This is the old postoffice and printery. St.Mary's Printery uses hand presses to produce printed materials for the Village. It is on the left hand side of the building. The lady of the printery is just going out for a walk, but she will be right back. So if you have any more questions, go visit her. She can tell you much more about it than I can.
The Drug Store
After spending some time at the blacksmith it is time to move on. The next stop is the Sherbrooke Drug Store. It recreates a pharmacy much like the one which was in Sherbrooke in the late 1890s.
Like being in 1890....
The lady wasn't aware that I was taking pictures. She was busy cleaning the counter when we walked in the store. But that actually gave it a feel of being the 1890's. Taking all the time in the world, and making sure that everything is clean and polished.
Most of the items you can see in this store are acquired and donated by the Nova Scotia Pharmaceutical Society. It is actually quite fun to look all the pots and pills that were there. They had bottles with blood purifier and even some that said poison.
A typical classroom of the 1870's
This is a typical classroom of the 1870's furnished and arranged according to the provincial government plans for schools in this period. The schoolmaster's desk, at the head of the classroom, stood on a raised platform, to allow easing viewing of the students. The schoolmaster considered a blackboard, maps, slates and a bell as necessary teaching aids.
I am glad I didn't go to this school, those benches look very uncomfortable!
Let's peek through the window...
Let's peek through the window of the post office (which is on the right hand side of the building). Yes, I think it is open! I can see the lady standing at the counter, so lets go inside and send some postcards..... Nooooo, not virtually! That wasn't possible in those days! Just the old fashioned way..... you know, writing down your message with a pen, get the postcard stamped and wait for weeks before you get a reply :-)

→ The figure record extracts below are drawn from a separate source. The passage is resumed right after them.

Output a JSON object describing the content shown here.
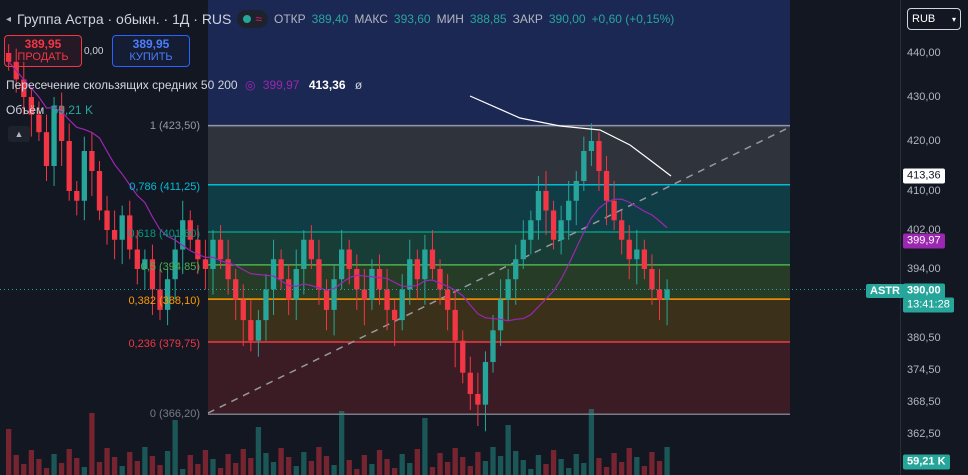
{
  "header": {
    "symbol_title": "Группа Астра · обыкн. · 1Д · RUS",
    "open_label": "ОТКР",
    "open_value": "389,40",
    "high_label": "МАКС",
    "high_value": "393,60",
    "low_label": "МИН",
    "low_value": "388,85",
    "close_label": "ЗАКР",
    "close_value": "390,00",
    "change_value": "+0,60 (+0,15%)"
  },
  "trade": {
    "sell_price": "389,95",
    "sell_label": "ПРОДАТЬ",
    "spread": "0,00",
    "buy_price": "389,95",
    "buy_label": "КУПИТЬ"
  },
  "indicators": {
    "ma_cross_name": "Пересечение скользящих средних 50 200",
    "ma_cross_val1": "399,97",
    "ma_cross_val2": "413,36",
    "volume_label": "Объём",
    "volume_value": "59,21 K"
  },
  "currency": {
    "label": "RUB"
  },
  "price_axis": {
    "ticks": [
      "440,00",
      "430,00",
      "420,00",
      "410,00",
      "402,00",
      "394,00",
      "380,50",
      "374,50",
      "368,50",
      "362,50"
    ],
    "tag_ma200": "413,36",
    "tag_ma50": "399,97",
    "tag_price": "390,00",
    "tag_time": "13:41:28",
    "tag_volume": "59,21 K",
    "symbol_tag": "ASTR"
  },
  "fib_levels": [
    {
      "ratio": "1",
      "label": "1 (423,50)",
      "price": 423.5,
      "color": "#9598a1"
    },
    {
      "ratio": "0.786",
      "label": "0,786 (411,25)",
      "price": 411.25,
      "color": "#00bcd4"
    },
    {
      "ratio": "0.618",
      "label": "0,618 (401,60)",
      "price": 401.6,
      "color": "#089981"
    },
    {
      "ratio": "0.5",
      "label": "0,5 (394,85)",
      "price": 394.85,
      "color": "#4caf50"
    },
    {
      "ratio": "0.382",
      "label": "0,382 (388,10)",
      "price": 388.1,
      "color": "#ff9800"
    },
    {
      "ratio": "0.236",
      "label": "0,236 (379,75)",
      "price": 379.75,
      "color": "#f23645"
    },
    {
      "ratio": "0",
      "label": "0 (366,20)",
      "price": 366.2,
      "color": "#787b86"
    }
  ],
  "colors": {
    "up": "#26a69a",
    "down": "#f23645",
    "ma50": "#9c27b0",
    "ma200": "#ffffff",
    "accent": "#2962ff"
  },
  "chart_data": {
    "type": "candlestick",
    "series": [
      {
        "name": "ASTR",
        "close_last": 390.0
      },
      {
        "name": "MA 50",
        "last": 399.97
      },
      {
        "name": "MA 200",
        "last": 413.36
      }
    ],
    "closes": [
      438,
      434,
      430,
      426,
      422,
      415,
      428,
      420,
      410,
      408,
      418,
      414,
      406,
      402,
      400,
      405,
      398,
      394,
      396,
      390,
      386,
      392,
      398,
      404,
      400,
      396,
      394,
      400,
      396,
      392,
      388,
      384,
      380,
      384,
      390,
      396,
      392,
      388,
      394,
      400,
      396,
      390,
      386,
      392,
      398,
      394,
      390,
      388,
      394,
      390,
      386,
      384,
      390,
      396,
      392,
      398,
      394,
      390,
      386,
      380,
      374,
      370,
      368,
      376,
      382,
      388,
      392,
      396,
      400,
      404,
      410,
      406,
      400,
      404,
      408,
      412,
      418,
      420,
      414,
      408,
      404,
      400,
      396,
      398,
      394,
      390,
      388,
      390
    ],
    "volume_last": "59,21 K",
    "ylim": [
      360,
      445
    ]
  }
}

The postoffice dates from the 1850's. This lady will tell you the story how it was like to send and receive mail in those days. The post office had more of a social function; all the people in the village would get together and wait for the post to arrive.
And this is the endresult!
And this is the endresult! I wandered around and took a look at the workshop. There are tools hanging on the walls everywhere. And of course with the things he recently made. The working bench is also covered with tools. Yep, this was a place where there is a real blacksmith at work, not just a tourist attraction. I can hear the sounds while I just look around, the fire is put up a bit higher, the slamming on the iron, the hissing of the water when he cools off the iron again.
Now who is that on the bike?
Now who is that on the bike? I think it is the blacksmith, he must be going to work. Let's follow him and take a look at his shop.
The Blacksmith Shop
The Blacksmith Shop has operated since it was established in the 1870's by Joe McLane. Today the blacksmith produces ironwork for the Village restauration and for sale.
The blacksmith at work.
The blacksmith at work. He seemed to enjoy his job a lot, explaining cheerfully everything about the work of a blacksmith and giving a demontstration as well.